Der Bonner Autor Alpan Sagsöz hat mir mit seinem aktuellen Roman „Als wir Libellen waren“ Stunden nicht nachlassender Neugier, der Nachdenklichkeit und der Einsicht geschenkt. Nur zu bekannt sind mir die Orte und Plätze des Romangeschehens in Bonn; noch bedeutsamer waren mir bei der Lektüre die Darstellung der inneren Welten und seelischen Konflikte der handelnden Personen. Ein Roman vermag dann zu fesseln, wenn der Autor es vermag, im Leser Selbstbefragung des Eigenen und Besinnung auf Wesentliches auszulösen. Dies ist Alpan Sagsöz überzeugend gelungen.
„Als wir Libellen waren“ ist die Geschichte Olivias, einer jungen Frau, deren Leben durch einen vergilbten Kontoauszug im Aktenordner ihres Stiefvaters eine jähe Wende nimmt.
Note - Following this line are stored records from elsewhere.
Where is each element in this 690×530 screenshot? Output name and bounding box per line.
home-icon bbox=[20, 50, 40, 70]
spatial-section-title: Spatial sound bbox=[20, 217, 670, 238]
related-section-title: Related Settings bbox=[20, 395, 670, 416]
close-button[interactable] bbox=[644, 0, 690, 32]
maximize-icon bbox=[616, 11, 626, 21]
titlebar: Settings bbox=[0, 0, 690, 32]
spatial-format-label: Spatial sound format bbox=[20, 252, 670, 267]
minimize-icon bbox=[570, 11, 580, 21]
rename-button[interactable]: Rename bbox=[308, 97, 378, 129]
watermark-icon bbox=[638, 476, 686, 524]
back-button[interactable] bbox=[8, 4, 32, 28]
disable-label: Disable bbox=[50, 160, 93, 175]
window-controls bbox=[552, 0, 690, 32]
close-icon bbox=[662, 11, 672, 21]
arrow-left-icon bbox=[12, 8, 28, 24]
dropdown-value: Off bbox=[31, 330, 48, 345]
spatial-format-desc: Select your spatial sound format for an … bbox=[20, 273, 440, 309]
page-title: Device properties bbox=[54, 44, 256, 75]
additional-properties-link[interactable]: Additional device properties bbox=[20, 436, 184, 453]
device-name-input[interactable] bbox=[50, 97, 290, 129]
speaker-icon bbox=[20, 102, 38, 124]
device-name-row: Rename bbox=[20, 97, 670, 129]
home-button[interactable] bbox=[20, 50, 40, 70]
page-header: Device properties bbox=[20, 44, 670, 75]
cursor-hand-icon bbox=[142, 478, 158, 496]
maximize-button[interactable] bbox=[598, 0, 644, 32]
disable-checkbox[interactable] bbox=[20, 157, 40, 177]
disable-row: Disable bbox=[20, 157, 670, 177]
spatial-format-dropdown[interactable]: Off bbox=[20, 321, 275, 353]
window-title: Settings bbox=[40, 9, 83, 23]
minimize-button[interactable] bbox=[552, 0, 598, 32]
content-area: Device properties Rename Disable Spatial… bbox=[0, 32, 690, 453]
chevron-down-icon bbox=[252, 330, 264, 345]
Sie erfährt, dass ihrer verstorbenen Mutter Anna Havenstedt in der Vergangenheit Unterhalt überwiesen wurde. Doch vom wem, wofür? Vor allem für wen, wenn nicht für sie, Olivia? Was bedeutet das alles? Kein Name, kein Hinweis hilft ihr weiter. Sie begibt sich auf einen verwirrenden Weg voller Fragezeichen bei der Suche nach ihrem Vater. Doch für sie, die die Wahrheit wissen willl, führt kein Weg daran vorbei. Das Tagebuch von Olivias Mutter wird ihr weiterhelfen. Doch erst ein Traum, in dem Libellen eine große Rolle spielen, wird das Rätsel der Vaterschaft lösen.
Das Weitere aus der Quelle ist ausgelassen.